Really not looking for a guess or the standard answer, I am looking for the logic behind it.

Car makes 130hp at the flywheel, the transmission, weight of the axles, drag from bearings, weight of the rotating mass at the tires, and hell even some wind resistance (maybe) takes power.

So you end up with say, 110hp at the weels.

I understand that, got it, not dumb.

Here is my question.

Say I spray a 75shot, they claim that is power at the flywheel and only expect say 50-60whp.

What is causing the extra "drag" that is robbing the 15-25hp. Based off the stock calculation from the flywheel to the wheels, that line of parts takes 20hp to run. Why, when you add 75 more hp, does that stuff take an additional 25hp to spin? Extra friction from the additional torque? People full of crap about the hp increase of the mod you just spent a ton of money on... just curious.

 

hmmm jaws was spraying like a 80 shot and got 100hp on the dyno or somethin along those lines

 

Not just talking about spray, or jetting for X shot but seeing X+ more. That was just an example.

I always see "This is a 50hp gain", but on the dyno you see lower and the claim is it is drive train loss, but that loss was accounted for in the stock numbers. Unless I am missing something about how drivetrain loss works. If it took 20hp to drive that system stock, why is it going to take 45hp to turn once you increase the amount of hp the engine is putting out.

 

because its a precentage loss not a set number.. the drivetrain takes x percent to run so x percent of 100 is one number asnd x percent of 150 is another number...

so if u have 130 x.15 (drivetrain loss) is 110.5.. add a 75 shot and u have 205 x .15 = 174.5 . now the first time it took 19.5 hp for the loss, the second time it was 30.75 ... so its not that it took more hp to move the car it just the percent of hp it took from the engine to convert it to the wheels (which stayed the same..)

hope this clears it up a lil.

 

I am asking why is it a percentage and not a set amount. Does the power steering pump rob more power as you increase overall? What about an A/C compressor. Those take power to be run and can be described as taking a percentage of stock output, but that doesn't mean it stays at that set percentage as power goes up. The percentage stuff is just math. The loss is through the trans is due to friction, mass, etc. Extra torque changes that how? Unless the % is factoring slip? I can see that with an automatic/torque converter, as it might not transfer the same amount with more torque applied, but what about a stick with a clutch that isn't slipping?

That is also assuming nothing else changed. (Not trying to further complicate this by adding modifications to the trans that would/could change how much hp it takes to spin it)
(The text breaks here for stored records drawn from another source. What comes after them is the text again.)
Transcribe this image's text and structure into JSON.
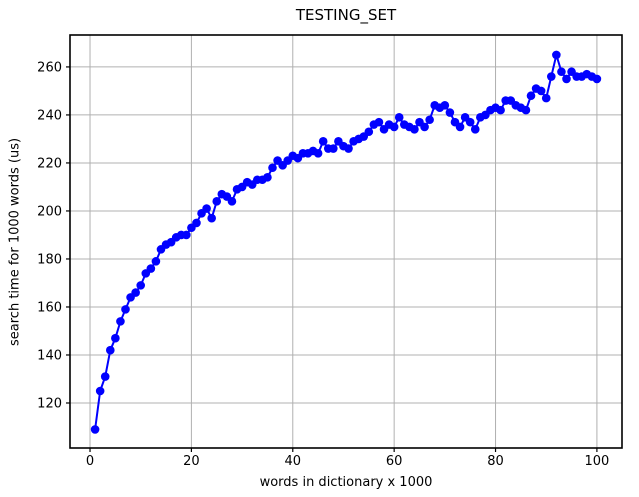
{
  "figure": {
    "background": "#ffffff"
  },
  "chart_data": {
    "type": "line",
    "title": "TESTING_SET",
    "xlabel": "words in dictionary x 1000",
    "ylabel": "search time for 1000 words (us)",
    "legend": null,
    "grid": true,
    "grid_color": "#b0b0b0",
    "line_color": "#0000ff",
    "marker": "circle",
    "marker_color": "#0000ff",
    "axis_color": "#000000",
    "xlim": [
      -3.95,
      104.95
    ],
    "ylim": [
      101.25,
      273.3
    ],
    "xticks": [
      0,
      20,
      40,
      60,
      80,
      100
    ],
    "yticks": [
      120,
      140,
      160,
      180,
      200,
      220,
      240,
      260
    ],
    "x": [
      1,
      2,
      3,
      4,
      5,
      6,
      7,
      8,
      9,
      10,
      11,
      12,
      13,
      14,
      15,
      16,
      17,
      18,
      19,
      20,
      21,
      22,
      23,
      24,
      25,
      26,
      27,
      28,
      29,
      30,
      31,
      32,
      33,
      34,
      35,
      36,
      37,
      38,
      39,
      40,
      41,
      42,
      43,
      44,
      45,
      46,
      47,
      48,
      49,
      50,
      51,
      52,
      53,
      54,
      55,
      56,
      57,
      58,
      59,
      60,
      61,
      62,
      63,
      64,
      65,
      66,
      67,
      68,
      69,
      70,
      71,
      72,
      73,
      74,
      75,
      76,
      77,
      78,
      79,
      80,
      81,
      82,
      83,
      84,
      85,
      86,
      87,
      88,
      89,
      90,
      91,
      92,
      93,
      94,
      95,
      96,
      97,
      98,
      99,
      100
    ],
    "y": [
      109,
      125,
      131,
      142,
      147,
      154,
      159,
      164,
      166,
      169,
      174,
      176,
      179,
      184,
      186,
      187,
      189,
      190,
      190,
      193,
      195,
      199,
      201,
      197,
      204,
      207,
      206,
      204,
      209,
      210,
      212,
      211,
      213,
      213,
      214,
      218,
      221,
      219,
      221,
      223,
      222,
      224,
      224,
      225,
      224,
      229,
      226,
      226,
      229,
      227,
      226,
      229,
      230,
      231,
      233,
      236,
      237,
      234,
      236,
      235,
      239,
      236,
      235,
      234,
      237,
      235,
      238,
      244,
      243,
      244,
      241,
      237,
      235,
      239,
      237,
      234,
      239,
      240,
      242,
      243,
      242,
      246,
      246,
      244,
      243,
      242,
      248,
      251,
      250,
      247,
      256,
      265,
      258,
      255,
      258,
      256,
      256,
      257,
      256,
      255
    ]
  }
}
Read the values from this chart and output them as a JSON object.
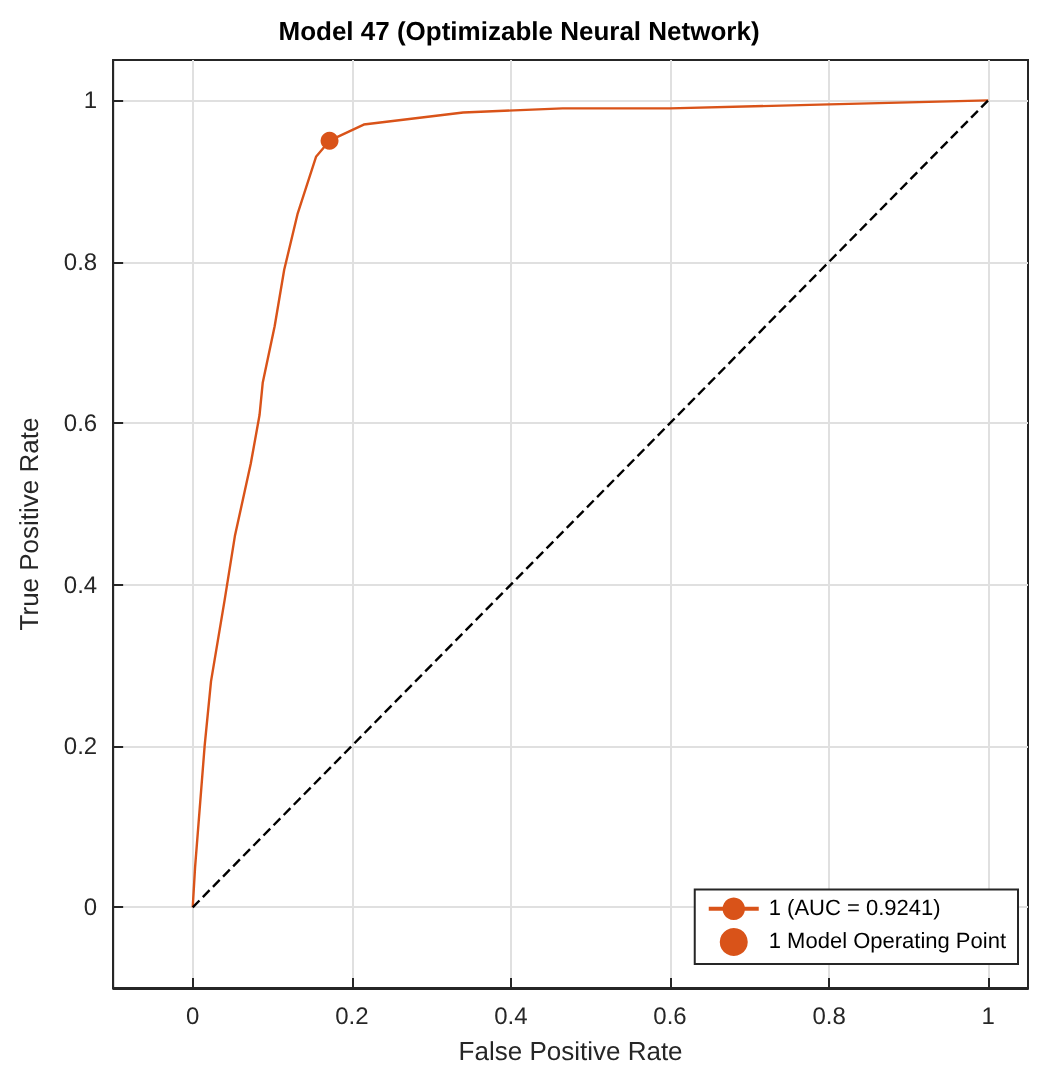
{
  "chart_data": {
    "type": "line",
    "title": "Model 47 (Optimizable Neural Network)",
    "xlabel": "False Positive Rate",
    "ylabel": "True Positive Rate",
    "xlim": [
      -0.1,
      1.05
    ],
    "ylim": [
      -0.1,
      1.05
    ],
    "xticks": [
      0,
      0.2,
      0.4,
      0.6,
      0.8,
      1
    ],
    "yticks": [
      0,
      0.2,
      0.4,
      0.6,
      0.8,
      1
    ],
    "grid": true,
    "legend": "bottom right",
    "series": [
      {
        "name": "1 (AUC = 0.9241)",
        "color": "#d95319",
        "marker": "none",
        "line_style": "solid",
        "x": [
          0,
          0.003,
          0.015,
          0.023,
          0.04,
          0.053,
          0.073,
          0.084,
          0.088,
          0.103,
          0.115,
          0.132,
          0.155,
          0.172,
          0.215,
          0.34,
          0.465,
          0.6,
          0.8,
          1
        ],
        "values": [
          0,
          0.05,
          0.2,
          0.28,
          0.38,
          0.46,
          0.55,
          0.61,
          0.65,
          0.72,
          0.79,
          0.86,
          0.93,
          0.95,
          0.97,
          0.985,
          0.99,
          0.99,
          0.995,
          1
        ]
      },
      {
        "color": "#000000",
        "marker": "none",
        "line_style": "dashed",
        "x": [
          0,
          1
        ],
        "values": [
          0,
          1
        ]
      },
      {
        "name": "1 Model Operating Point",
        "color": "#d95319",
        "type": "scatter",
        "marker": "circle",
        "x": [
          0.172
        ],
        "values": [
          0.95
        ]
      }
    ]
  }
}
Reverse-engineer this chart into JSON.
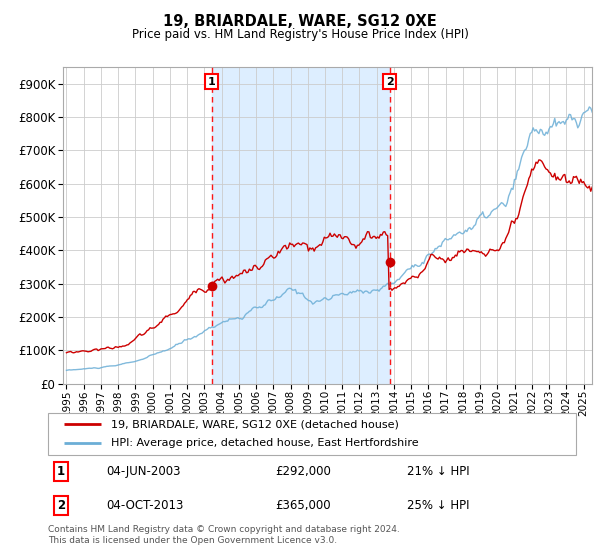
{
  "title": "19, BRIARDALE, WARE, SG12 0XE",
  "subtitle": "Price paid vs. HM Land Registry's House Price Index (HPI)",
  "legend_line1": "19, BRIARDALE, WARE, SG12 0XE (detached house)",
  "legend_line2": "HPI: Average price, detached house, East Hertfordshire",
  "annotation1_date": "04-JUN-2003",
  "annotation1_price": "£292,000",
  "annotation1_pct": "21% ↓ HPI",
  "annotation1_year": 2003.42,
  "annotation1_price_val": 292000,
  "annotation2_date": "04-OCT-2013",
  "annotation2_price": "£365,000",
  "annotation2_pct": "25% ↓ HPI",
  "annotation2_year": 2013.75,
  "annotation2_price_val": 365000,
  "footer": "Contains HM Land Registry data © Crown copyright and database right 2024.\nThis data is licensed under the Open Government Licence v3.0.",
  "hpi_color": "#6baed6",
  "price_color": "#cc0000",
  "background_color": "#ffffff",
  "plot_bg_color": "#ffffff",
  "shaded_region_color": "#ddeeff",
  "grid_color": "#cccccc",
  "ylim": [
    0,
    950000
  ],
  "xlim_start": 1994.8,
  "xlim_end": 2025.5,
  "yticks": [
    0,
    100000,
    200000,
    300000,
    400000,
    500000,
    600000,
    700000,
    800000,
    900000
  ],
  "xticks": [
    1995,
    1996,
    1997,
    1998,
    1999,
    2000,
    2001,
    2002,
    2003,
    2004,
    2005,
    2006,
    2007,
    2008,
    2009,
    2010,
    2011,
    2012,
    2013,
    2014,
    2015,
    2016,
    2017,
    2018,
    2019,
    2020,
    2021,
    2022,
    2023,
    2024,
    2025
  ]
}
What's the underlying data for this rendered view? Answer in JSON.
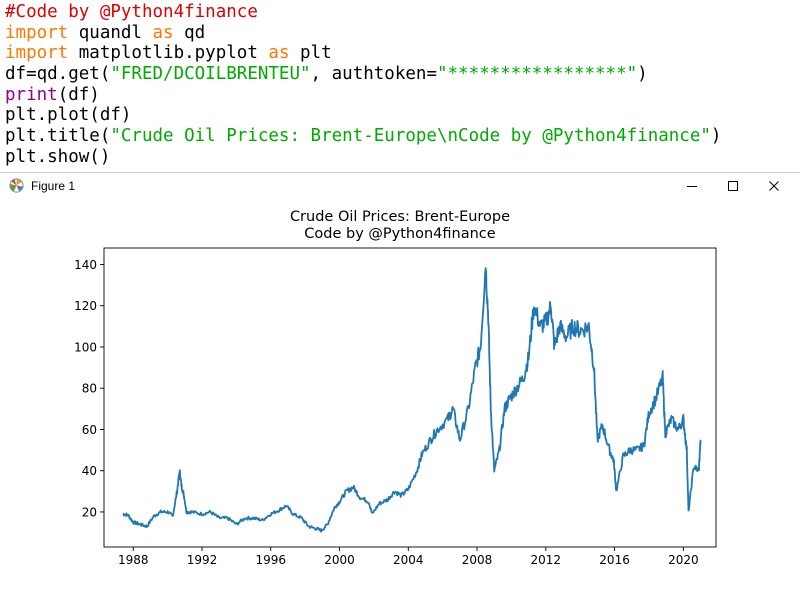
{
  "code": {
    "line1_comment": "#Code by @Python4finance",
    "line2_kw": "import",
    "line2_rest": " quandl ",
    "line2_as": "as",
    "line2_alias": " qd",
    "line3_kw": "import",
    "line3_rest": " matplotlib.pyplot ",
    "line3_as": "as",
    "line3_alias": " plt",
    "line4_pre": "df=qd.get(",
    "line4_str1": "\"FRED/DCOILBRENTEU\"",
    "line4_mid": ", authtoken=",
    "line4_str2": "\"*****************\"",
    "line4_post": ")",
    "line5_builtin": "print",
    "line5_rest": "(df)",
    "line6": "plt.plot(df)",
    "line7_pre": "plt.title(",
    "line7_str": "\"Crude Oil Prices: Brent-Europe\\nCode by @Python4finance\"",
    "line7_post": ")",
    "line8": "plt.show()"
  },
  "window": {
    "title": "Figure 1",
    "icon": "matplotlib-icon",
    "buttons": [
      "minimize-icon",
      "maximize-icon",
      "close-icon"
    ]
  },
  "chart_data": {
    "type": "line",
    "title": "Crude Oil Prices: Brent-Europe",
    "subtitle": "Code by @Python4finance",
    "xlabel": "",
    "ylabel": "",
    "xlim": [
      1986.3,
      2021.9
    ],
    "ylim": [
      3,
      148
    ],
    "xticks": [
      1988,
      1992,
      1996,
      2000,
      2004,
      2008,
      2012,
      2016,
      2020
    ],
    "yticks": [
      20,
      40,
      60,
      80,
      100,
      120,
      140
    ],
    "grid": false,
    "color": "#1f77b4",
    "series": [
      {
        "x": [
          1987.4,
          1987.7,
          1988.0,
          1988.4,
          1988.8,
          1989.2,
          1989.6,
          1990.0,
          1990.3,
          1990.55,
          1990.7,
          1990.8,
          1990.95,
          1991.1,
          1991.4,
          1992.0,
          1992.5,
          1993.0,
          1993.5,
          1994.0,
          1994.5,
          1995.0,
          1995.5,
          1996.0,
          1996.5,
          1996.9,
          1997.3,
          1997.8,
          1998.2,
          1998.6,
          1998.95,
          1999.3,
          1999.7,
          2000.0,
          2000.4,
          2000.8,
          2001.2,
          2001.7,
          2001.9,
          2002.3,
          2002.8,
          2003.2,
          2003.6,
          2004.0,
          2004.5,
          2004.8,
          2005.3,
          2005.7,
          2006.3,
          2006.6,
          2007.0,
          2007.5,
          2007.9,
          2008.2,
          2008.5,
          2008.65,
          2008.8,
          2009.0,
          2009.3,
          2009.6,
          2009.9,
          2010.3,
          2010.7,
          2011.0,
          2011.3,
          2011.7,
          2012.0,
          2012.3,
          2012.5,
          2012.8,
          2013.2,
          2013.6,
          2014.0,
          2014.5,
          2014.8,
          2015.0,
          2015.3,
          2015.7,
          2015.95,
          2016.1,
          2016.5,
          2016.9,
          2017.3,
          2017.7,
          2018.0,
          2018.4,
          2018.8,
          2018.95,
          2019.3,
          2019.7,
          2020.0,
          2020.2,
          2020.3,
          2020.6,
          2020.9,
          2021.0
        ],
        "y": [
          19,
          18.5,
          15,
          14,
          13,
          18,
          20,
          20,
          18,
          30,
          40,
          33,
          28,
          20,
          20,
          19,
          20,
          17,
          17,
          14,
          17,
          17,
          16,
          19,
          21,
          23,
          19,
          17,
          13,
          12,
          11,
          14,
          22,
          25,
          30,
          32,
          27,
          25,
          19,
          24,
          26,
          30,
          28,
          31,
          40,
          48,
          55,
          60,
          65,
          70,
          55,
          70,
          90,
          100,
          140,
          115,
          70,
          40,
          50,
          70,
          75,
          80,
          85,
          95,
          120,
          110,
          112,
          120,
          100,
          110,
          105,
          110,
          108,
          110,
          90,
          55,
          62,
          50,
          45,
          30,
          47,
          50,
          50,
          52,
          68,
          75,
          85,
          58,
          65,
          60,
          65,
          50,
          20,
          42,
          40,
          55
        ]
      }
    ]
  }
}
Edit: I honestly think the % stuff is coming from the general estimate of how much the trans will take from a stock car. Example, the 15% for a FWD stick. Why, because as the power goes up so does the requirement for a beefier trans behind it. More metal to handle the power output / the more stuff that is needed to not break once the extra torque is applied, you get more mass, friction, etc.. so it takes more power to turn. So the 15% estimate should be close. I really want to hear the logic behind why it is a set percentage, not the generic this is how it is. To me the idea of the set percentage is flawed.

If you gain 15hp at the flywheel over stock from tuning I think you should see around 15 at the ground unless your causing slip somewhere or changed the speed your spinning stuff to get that power (increasing the redline could mean more drag from bearings in the trans, etc). Why? because the power to turn the transmission, etc has already been lost.

 

The issue is that it's harder to accelerate objects with mass faster. So you lose more because it takes more power to spin the same amount of mass from x rpm to y rpm in a shorter amount of time. Think of it in extremes, to accelerate a one ton flywheel to 10rpms in one minute would be easy even by hand. To accelerate it to 10rpm instantly would require an infinite amount of torque. Back off from instantaneous a bit and it still takes a lot of power to spin up the rotating mass faster.

 

Why, thank you sir. That is what I was looking for, I didn't think about it from that angle. I was thinking of RPM when I put speed into my logic, not accelerating those parts. Like you would be doing on a dyno. However, torque at a set rpm (such as cruising would equal stock drivetrain loss giving you a set amount of loss, not a percentage), but who gives a crap unless your trying for better gas mileage. So my logic was only half flawed. It is loss due to friction (constant set amount) + loss due to the acceleration of mass (mass constant + change in speed -the variable I missed) = more lost with extra power, im not going to figure that math out and stick with the guesstimate 15%.

 

hmm good answer 187

 

I knew I was missing something, but I could never get someone to give the why behind the common knowledge answer.

 

Think of it this way... HP is just a calculation of work done over time (P = W/t). To accelerate quicker, you have to do the same amount of work in less time. This is represented as a higher HP number. Because the calculation involves multiplication, anything that changes the rate of acceleration (frictional losses, inertial losses, etc...) is going to have a percentage effect on the HP number. These are just the rules of Algebra.